Zrobiłam domowe dyktando.
Nie powiem, bo nie mogę, kto wypadł najgorzej.
Warto jednak pamiętać,
że brzeżek to nie to samo co brzuszek (:
Rzeczona komódka poraża urodą ciężkich mosiężnych uchwytów -
niby-gałek. Abażur, obciągnięty krempliną, rzęsiście rozjarzy
skórzany ciemnoorzechowy wypoczynek tudzież podnóżek w politurze.
Na brzeżku wersalki ostrożnie przysiadłszy, rzuciła surowym okiem.
Wystrój ujrzawszy i się nie zachwyciwszy, upiła łyk z filiżanki.
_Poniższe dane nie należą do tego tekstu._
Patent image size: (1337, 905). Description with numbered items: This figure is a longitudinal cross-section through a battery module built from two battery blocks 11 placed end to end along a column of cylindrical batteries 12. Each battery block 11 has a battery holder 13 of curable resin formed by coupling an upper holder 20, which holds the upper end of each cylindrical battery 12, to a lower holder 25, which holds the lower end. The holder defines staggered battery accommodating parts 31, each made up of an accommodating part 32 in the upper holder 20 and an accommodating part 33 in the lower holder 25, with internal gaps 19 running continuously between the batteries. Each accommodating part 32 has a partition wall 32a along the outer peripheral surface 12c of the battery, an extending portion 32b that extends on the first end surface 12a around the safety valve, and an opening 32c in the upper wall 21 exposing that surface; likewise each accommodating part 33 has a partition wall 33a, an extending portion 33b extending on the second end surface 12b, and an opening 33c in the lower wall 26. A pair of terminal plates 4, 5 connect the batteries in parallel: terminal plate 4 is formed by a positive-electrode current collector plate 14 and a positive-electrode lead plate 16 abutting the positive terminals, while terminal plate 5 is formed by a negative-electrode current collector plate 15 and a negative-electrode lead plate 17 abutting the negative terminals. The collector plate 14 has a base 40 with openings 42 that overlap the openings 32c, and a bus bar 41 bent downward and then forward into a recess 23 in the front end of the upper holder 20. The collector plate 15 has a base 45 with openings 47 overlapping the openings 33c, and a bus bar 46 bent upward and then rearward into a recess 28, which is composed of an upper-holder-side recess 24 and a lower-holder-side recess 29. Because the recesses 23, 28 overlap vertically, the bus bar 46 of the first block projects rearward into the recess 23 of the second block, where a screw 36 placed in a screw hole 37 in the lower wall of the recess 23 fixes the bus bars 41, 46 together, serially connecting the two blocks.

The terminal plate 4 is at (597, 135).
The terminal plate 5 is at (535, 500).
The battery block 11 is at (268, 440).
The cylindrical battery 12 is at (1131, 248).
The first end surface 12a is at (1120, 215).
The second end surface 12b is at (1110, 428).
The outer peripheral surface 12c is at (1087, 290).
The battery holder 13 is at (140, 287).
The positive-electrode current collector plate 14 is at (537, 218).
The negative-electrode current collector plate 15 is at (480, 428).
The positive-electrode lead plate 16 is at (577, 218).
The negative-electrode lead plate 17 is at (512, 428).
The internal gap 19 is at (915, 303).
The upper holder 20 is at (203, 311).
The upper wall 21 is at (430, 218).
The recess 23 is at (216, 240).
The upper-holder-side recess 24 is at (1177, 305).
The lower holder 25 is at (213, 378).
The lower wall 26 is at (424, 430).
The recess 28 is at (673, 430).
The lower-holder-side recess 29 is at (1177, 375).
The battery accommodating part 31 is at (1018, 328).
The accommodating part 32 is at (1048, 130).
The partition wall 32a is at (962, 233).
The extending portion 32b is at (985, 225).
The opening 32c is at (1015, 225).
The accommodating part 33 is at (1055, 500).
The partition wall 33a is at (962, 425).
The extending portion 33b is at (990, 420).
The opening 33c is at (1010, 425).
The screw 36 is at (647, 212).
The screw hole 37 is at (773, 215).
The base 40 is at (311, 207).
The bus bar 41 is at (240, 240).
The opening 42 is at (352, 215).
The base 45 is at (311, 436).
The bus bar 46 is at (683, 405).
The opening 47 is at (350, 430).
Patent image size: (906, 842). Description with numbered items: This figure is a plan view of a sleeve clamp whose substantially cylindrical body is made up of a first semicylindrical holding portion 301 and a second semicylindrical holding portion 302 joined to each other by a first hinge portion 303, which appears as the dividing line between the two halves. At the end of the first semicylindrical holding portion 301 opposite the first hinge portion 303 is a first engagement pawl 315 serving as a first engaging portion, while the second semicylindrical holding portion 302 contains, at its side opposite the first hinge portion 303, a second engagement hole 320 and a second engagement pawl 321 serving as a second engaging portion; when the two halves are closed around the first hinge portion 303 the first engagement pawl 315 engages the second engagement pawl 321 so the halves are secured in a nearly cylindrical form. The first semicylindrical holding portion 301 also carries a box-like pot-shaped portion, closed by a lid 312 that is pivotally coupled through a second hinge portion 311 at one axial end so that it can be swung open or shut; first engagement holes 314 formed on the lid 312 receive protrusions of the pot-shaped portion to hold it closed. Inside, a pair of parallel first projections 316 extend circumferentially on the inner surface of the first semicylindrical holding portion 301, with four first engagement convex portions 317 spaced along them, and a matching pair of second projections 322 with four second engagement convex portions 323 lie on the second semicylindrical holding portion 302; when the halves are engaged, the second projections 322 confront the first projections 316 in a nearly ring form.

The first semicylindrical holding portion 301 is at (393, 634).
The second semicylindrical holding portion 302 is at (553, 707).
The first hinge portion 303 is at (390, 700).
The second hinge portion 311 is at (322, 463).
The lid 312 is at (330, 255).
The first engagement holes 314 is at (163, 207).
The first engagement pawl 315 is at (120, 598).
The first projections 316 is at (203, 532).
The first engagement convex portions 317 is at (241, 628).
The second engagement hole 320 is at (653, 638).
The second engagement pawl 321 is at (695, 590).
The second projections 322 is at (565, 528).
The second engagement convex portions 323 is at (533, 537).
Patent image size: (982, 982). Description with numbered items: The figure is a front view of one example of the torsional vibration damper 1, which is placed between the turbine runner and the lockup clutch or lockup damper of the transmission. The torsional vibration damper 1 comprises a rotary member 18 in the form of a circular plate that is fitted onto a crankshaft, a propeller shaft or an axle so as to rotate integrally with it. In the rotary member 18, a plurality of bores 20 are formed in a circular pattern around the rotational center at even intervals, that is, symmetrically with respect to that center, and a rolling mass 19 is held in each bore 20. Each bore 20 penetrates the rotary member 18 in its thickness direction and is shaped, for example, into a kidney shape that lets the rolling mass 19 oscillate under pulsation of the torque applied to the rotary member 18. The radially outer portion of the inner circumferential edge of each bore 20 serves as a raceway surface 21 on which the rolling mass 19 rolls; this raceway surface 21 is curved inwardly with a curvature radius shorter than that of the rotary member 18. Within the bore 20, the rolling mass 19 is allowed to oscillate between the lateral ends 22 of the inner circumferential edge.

Chrząknięcia z dezaprobatą jednakowoż zaniechała, dumę z
aranżacji w gospodarzach dostrzegłszy. Tuszując niezręczność
owej sytuacji próbę sprężystości podjęła, wynik jej za
zadowalający chcąc nie chcąc uznawszy.
Kropka (:
ps
w piątek dostałam 4 różne ulotki dotyczące odchudzania,
a wszystko to w czasie jednej wizyty w mieście!
Mam nadzieję, że to jakaś szeroko zakrojona kampania
reklamowa i powód jest inny niż mi się wydaje.